Esa es la gracia de esta banda, y en especial de este disco. Tú te das los gustos que ellos dicen, y no los que tú quieres. Nadie esperaba “"OK Computer”", pero terminó por ponerlos entre las más grandes bandas de todos los tiempos. Puede que “"The Bends"” te guste más que “OK Computer”, porque tiene mucho más rock de guitarras. Pero los primeros 5 años de la década de los 90 ya habían tenido demasiados discos y grupos de rock guitarrero, así que a los muchachos conducidos por Thom Yorke no les pareció necesario salir con otro álbum de ese estilo; por más que el mundo estuviera expectante de otro disco para encasillar en el estilo del britpop.
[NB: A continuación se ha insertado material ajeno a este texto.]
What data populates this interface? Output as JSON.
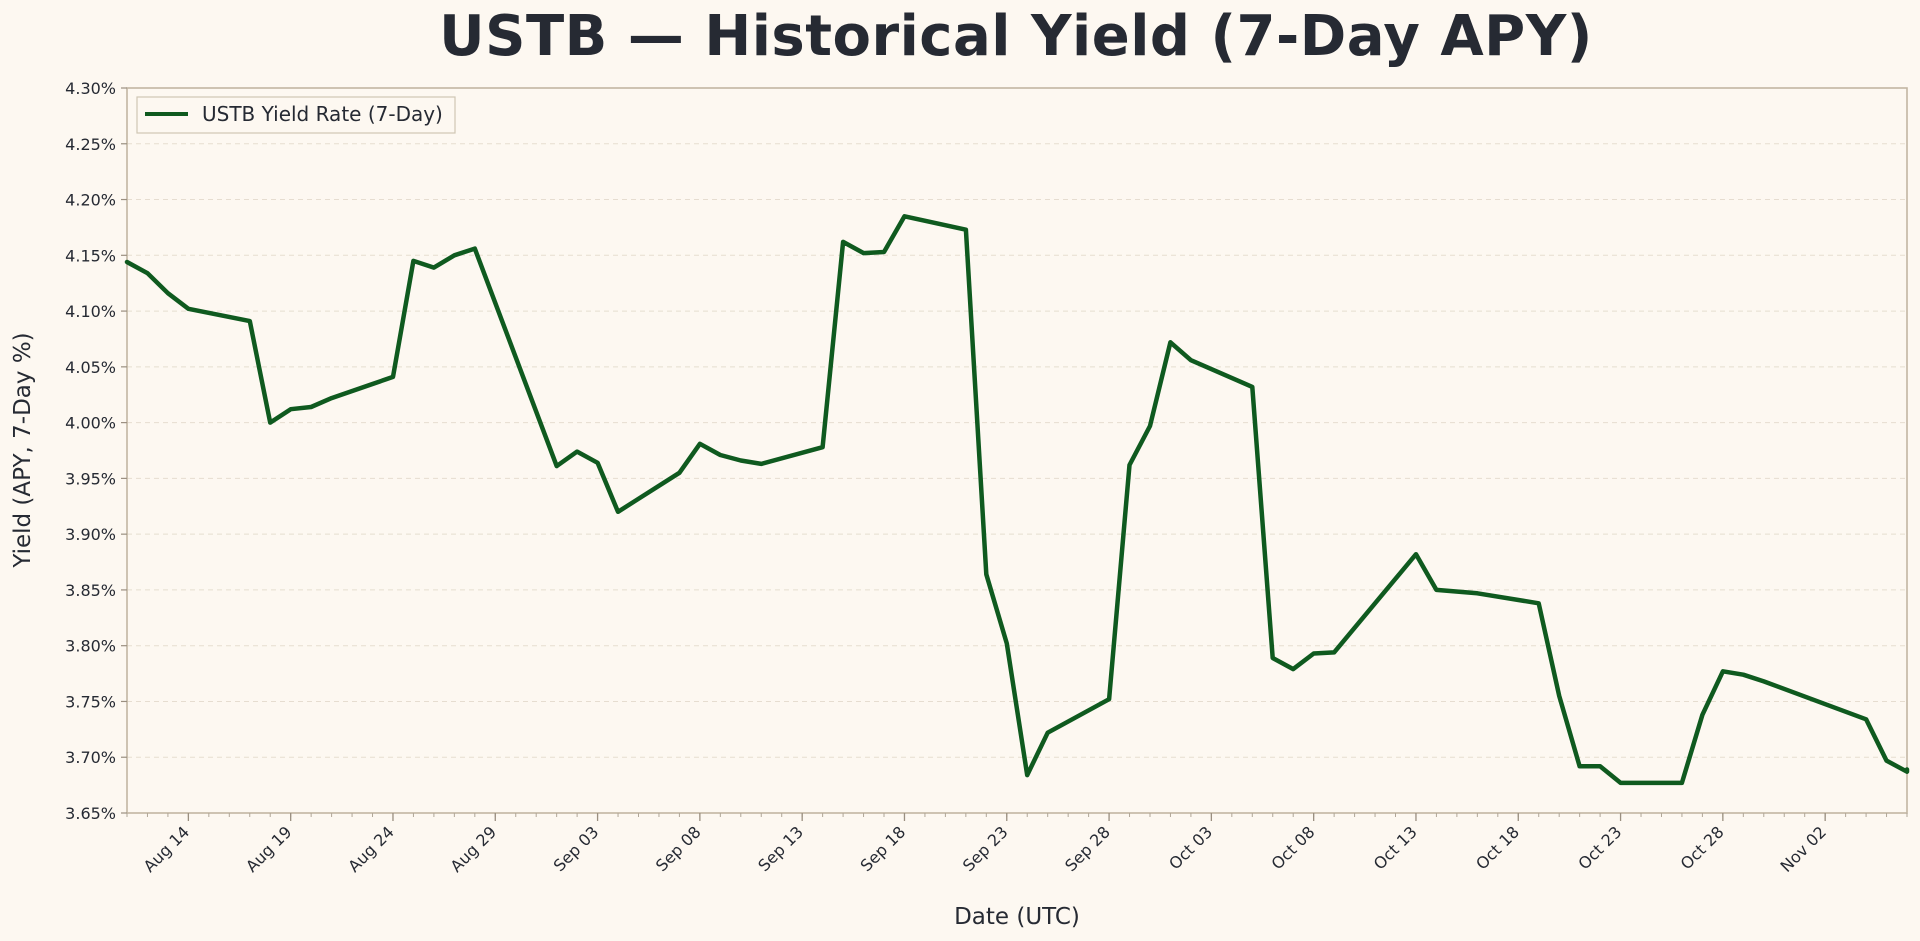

Radiohead creó esa expectativa, y el momento histórico le permitió jugar con ello a su antojo, tirar los riffs épicos al tacho de la basura y sacar un disco que no llegara directo a tu persona, sino que tú tenías que llegar a él. Y en 1997, casi como nunca antes se había dado, éramos muchos los que estábamos dispuestos a llegar a él. Y ahí estuvimos nosotros para poder descubrir a “Ok Computer” y para poder disfrutarlo. “En el momento justo, en el lugar indicado”...

Juan Ignacio Cornejo K.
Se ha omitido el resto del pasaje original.